Kuantan Singingi, Investigasi.news – Aktivitas Penambangan Emas Tanpa Izin (PETI) berskala besar di Kelurahan Muara Lembu, Kecamatan Singingi, Kabupaten Kuantan Singingi, Riau, semakin marak dan terkesan kebal hukum. Diduga kuat, operasi tambang ilegal ini mendapat perlindungan dari oknum aparat.
Dalih izin Galian C (Quarry) dimanfaatkan oleh mafia tambang berinisial AB, yang telah menjalankan bisnis ilegal ini selama bertahun-tahun. Meski aktivitasnya terang-terangan merusak lingkungan dan melanggar hukum, penindakan terhadapnya nyaris tak terdengar. Dugaan kuat muncul bahwa aparat penegak hukum telah “diamankan” oleh jaringan tambang ilegal ini.
Sumber di lapangan mengungkapkan bahwa AB selalu menggunakan kedekatannya dengan oknum aparat untuk mengamankan operasinya. Ia bahkan disebut-sebut kerap mengklaim “punya beking kuat” agar tak tersentuh hukum.
Selain merusak lingkungan, tambang emas ilegal ini diduga menggunakan BBM bersubsidi yang diperoleh dari SPBU terdekat. BBM yang seharusnya untuk rakyat malah dipakai untuk menggerakkan alat berat seperti excavator di lokasi tambang. Puluhan jerigen berisi solar bersubsidi ditemukan di sekitar area operasi. Akibatnya, pasokan BBM bersubsidi di Kuansing semakin langka, membuat warga semakin terbebani.
Tak hanya menyedot BBM bersubsidi, aktivitas PETI berskala besar ini juga telah menyebabkan kerusakan lingkungan yang parah. Lahan menjadi tandus, air sungai tercemar, dan risiko bencana seperti banjir serta longsor meningkat drastis.
Saat dikonfirmasi, Kapolres Kuansing AKBP Angga Febrian hingga berita ini diturunkan belum memberikan tanggapan. Sementara itu, Kapolsek Singingi AKP Lintar Sialoho mengklaim pihaknya sudah melakukan penindakan terhadap 20 unit alat berat, serta menangkap dua pelaku dalam operasi sebelumnya. Namun, fakta di lapangan menunjukkan aktivitas PETI tetap berjalan bebas.
“Jumlah alat di dalam saat ini ada empat unit, box penyaringan emas ada dua tempat. Operasi ini dikelola langsung oleh anak AB, yaitu Raup, Gapur, dan Ayat dengan sistem bagi hasil,” ungkap seorang warga berinisial N (43).

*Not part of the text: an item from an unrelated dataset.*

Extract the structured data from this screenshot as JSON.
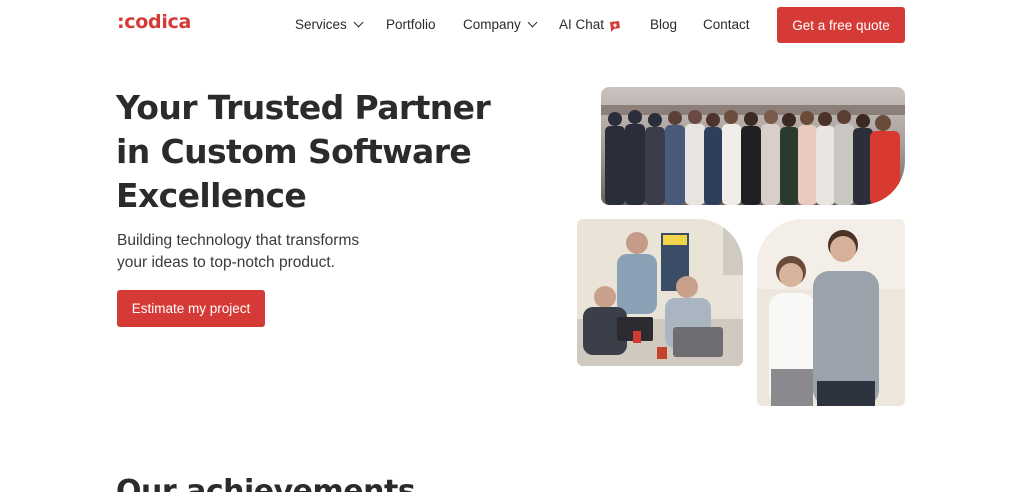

Warga juga menyoroti arogansi keluarga AB yang merasa tak tersentuh hukum. “Mereka seperti punya segalanya, sombong, dan seolah-olah aparat tak berkutik di hadapan mereka,” tambahnya.
Berdasarkan UU No. 3 Tahun 2020 tentang Pertambangan Mineral dan Batubara, aktivitas PETI modus Quarry seperti yang dilakukan AB merupakan pelanggaran serius. Pelaku bisa dijerat Pasal 158 dengan ancaman hukuman penjara 5 tahun dan denda Rp 100 miliar.
Tak hanya pelaku, pihak yang menerima atau memperdagangkan hasil tambang ilegal juga bisa dikenakan Pasal 161, yang mengatur sanksi bagi penadah.
Masyarakat kini menunggu ketegasan aparat penegak hukum. Apakah Kapolres Kuansing berani menindak mafia tambang ini atau justru membiarkan mereka semakin berkuasa?
Modus AB yang berlindung di balik izin Galian C harus diwaspadai. Perlu diingat, izin Surat Izin Pertambangan (SIP) tidak serta-merta membolehkan penambangan. Pemilik izin tetap harus melengkapi dokumen rencana kerja, izin lingkungan, serta izin penggunaan kawasan hutan (PKH) dan izin dari Badan Wilayah Sungai (BWS) jika lokasi berada di sekitar sungai.
Masyarakat berharap Kapolri Jenderal Listyo Sigit Prabowo dan Polda Riau segera turun tangan untuk menutup tambang emas ilegal ini. Jika ada oknum aparat yang terlibat, mereka harus diproses sesuai hukum.
“Jangan hanya berani menindak rakyat kecil! Jika hukum benar-benar adil, maka mafia besar yang menggunakan alat berat juga harus ditindak,” tegas warga.
Kini, publik menanti: Apakah hukum benar-benar berlaku untuk semua, atau hanya tajam ke bawah dan tumpul ke atas?